I’m not sure what to call Irmalinda’s Doll: A Volume of Drawn Thoughts (Author’s House, 2016) by Saugerties artist Valerie Owen. It’s definitely a book, emphatically an artist’s book. It comes close to being a graphic novel, but the plot doesn’t really manifest until a third of the way in. Up to page 30, I wandered uncertainly through the wash of dreamlike images and poetic speech balloons, alternately entranced and confused.
Actually, I first misread the subtitle as “A Volume of Dream Thoughts,” and I persist in suspecting that many of the images came from the author/artist’s nighttime unconscious. Plus on page 4, a cattish creature scratches its head with a humanoid finger and muses, “What’s the difference between a Dream & a Memory?” which seems like a relevant question. If any of the panels are sourced from Owen’s memory, she must have a strange and visionary life indeed.
Dream imagery is a familiar subject for writers and artists. Long dreams narrated in novels tend to lose me pretty fast, but scenes that take place within dreams — some of Carlos Casteneda’s adventures with the Yaqui sorcerer Don Juan, for instance — can be compelling. Painters make good use of the incongruous juxtapositions of dreams, as in the dreamscapes of Salvador Dali. Owen marries these verbal and visual techniques in handsomely rendered pictures with words that almost make sense, defying the demands of narrative structure to carry the reader/viewer along on a bucking magic carpet ride.
Characters recur intermittently, reining in the attention when it threatens to stray due to the relative shortage of continuity. Old Dog, a cat named Billy Milk Mustache, a Chumash shaman, Fog-Face-Fowl, Cool Cucumber, Peachy Keen, Art Deity, Sky Coyote, and the nameless doll — they wind through the pages, sometimes accompanied by quotes from Keats, Goethe, Ramakrishna, Jane Roberts (the “Seth Speaks” channeler, I assume), and others. The plot leaps in unexpectedly when Irmalinda’s son Henry announces, “If little Sally hadn’t crawled under the house that day, she’d still be alive.” We learn from the back cover blurb that Sally’s doll, made by Irmalinda, “knows a secret, and Irmalinda’s memories and past are part of understanding their shared destiny.””
After page 30, the middle-aged Irmalinda and the stitch-faced doll are seen more often, as their intertwining stories, memories, and fantasies leap around in time, along with events such as the Battle of the Little Big Horn, a duel with a scorpion, and a conversation with a horsefly. Death, fate, and art are frequent themes. The illustrations vary from cartoonish to detailed and lush, careening back and forth from spontaneous to intricate, against sensuous pastel backgrounds.
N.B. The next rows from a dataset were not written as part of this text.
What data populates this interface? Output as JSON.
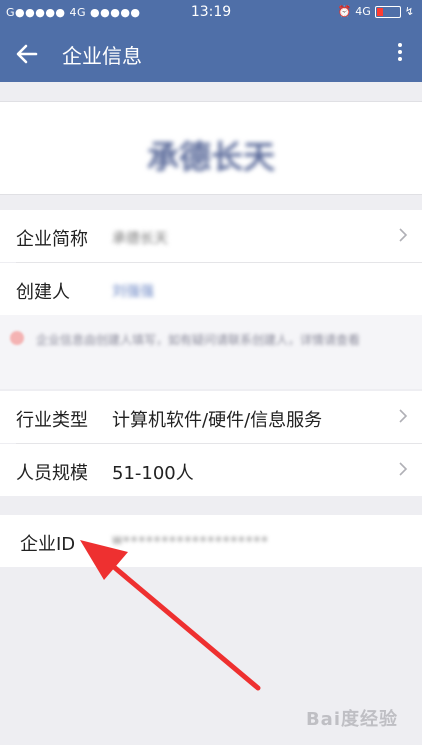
{
  "status_bar": {
    "carrier": "G●●●●● 4G ●●●●●",
    "time": "13:19",
    "network": "4G"
  },
  "app_bar": {
    "title": "企业信息",
    "back_icon": "arrow-left-icon",
    "more_icon": "more-vertical-icon"
  },
  "company": {
    "name": "承德长天"
  },
  "basic_rows": [
    {
      "label": "企业简称",
      "value": "承德长天"
    },
    {
      "label": "创建人",
      "value": "刘强强"
    }
  ],
  "note": {
    "text": "企业信息由创建人填写，如有疑问请联系创建人，详情请查看"
  },
  "detail_rows": [
    {
      "label": "行业类型",
      "value": "计算机软件/硬件/信息服务"
    },
    {
      "label": "人员规模",
      "value": "51-100人"
    }
  ],
  "id_row": {
    "label": "企业ID",
    "value": "w•••••••••••••••••••"
  },
  "watermark": "Bai度经验",
  "colors": {
    "header": "#4f6fa8",
    "annotation_arrow": "#ee3030"
  }
}
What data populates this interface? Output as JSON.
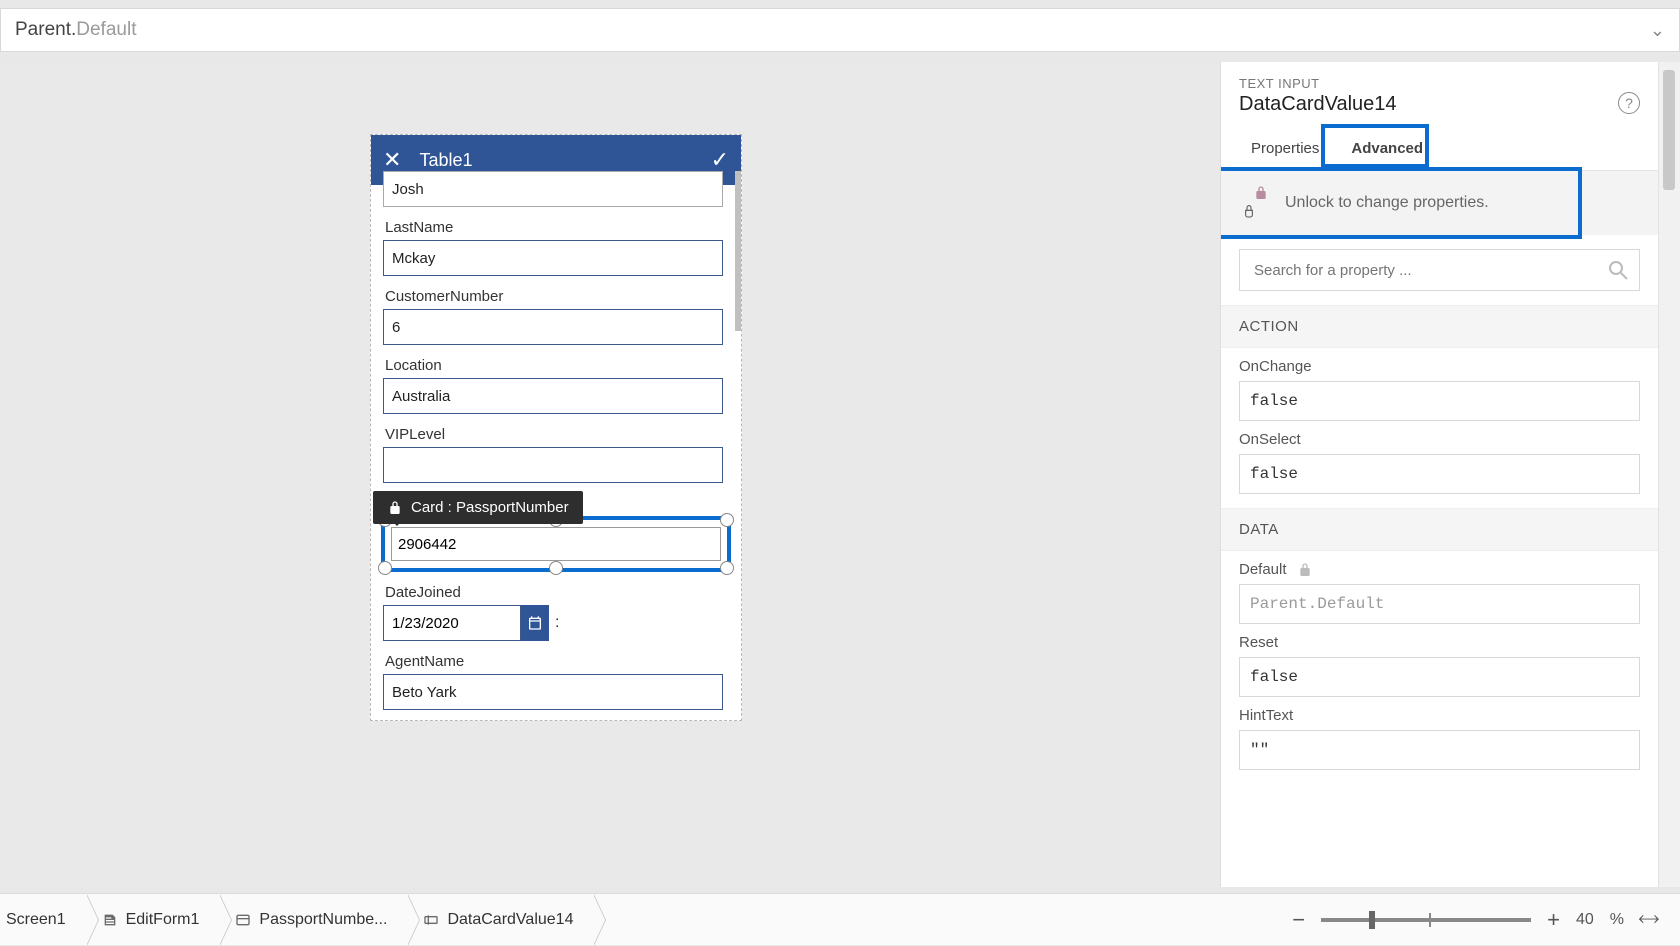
{
  "formula": {
    "pre": "Parent.",
    "post": "Default"
  },
  "phone": {
    "title": "Table1",
    "fields": {
      "firstnameVal": "Josh",
      "lastname": "LastName",
      "lastnameVal": "Mckay",
      "custnum": "CustomerNumber",
      "custnumVal": "6",
      "location": "Location",
      "locationVal": "Australia",
      "vip": "VIPLevel",
      "tooltip": "Card : PassportNumber",
      "passport": "PassportNumber",
      "passportVal": "2906442",
      "datejoined": "DateJoined",
      "datejoinedVal": "1/23/2020",
      "agent": "AgentName",
      "agentVal": "Beto Yark"
    }
  },
  "panel": {
    "type": "TEXT INPUT",
    "name": "DataCardValue14",
    "tabs": {
      "properties": "Properties",
      "advanced": "Advanced"
    },
    "unlock": "Unlock to change properties.",
    "searchPlaceholder": "Search for a property ...",
    "sections": {
      "action": "ACTION",
      "data": "DATA"
    },
    "props": {
      "onchange": {
        "label": "OnChange",
        "value": "false"
      },
      "onselect": {
        "label": "OnSelect",
        "value": "false"
      },
      "default": {
        "label": "Default",
        "value": "Parent.Default"
      },
      "reset": {
        "label": "Reset",
        "value": "false"
      },
      "hint": {
        "label": "HintText",
        "value": "\"\""
      }
    }
  },
  "bottom": {
    "crumb1": "Screen1",
    "crumb2": "EditForm1",
    "crumb3": "PassportNumbe...",
    "crumb4": "DataCardValue14",
    "zoomPct": "40",
    "zoomUnit": "%"
  }
}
There is a sense of freedom to these pages, a refusal to allow conventions of storytelling to distract from the integrity of a fertile and wide-ranging imagination. While in some cases, this approach can make text hard to absorb, here its liberating quality is passed on to the viewer. The spinning mind, trying to grasp what’s going on, is continuously flung into a sense of wonder, either through the arresting imagery or the frequently generated question, “Where did she ever get these ideas from?”
And it’s even better the second time through.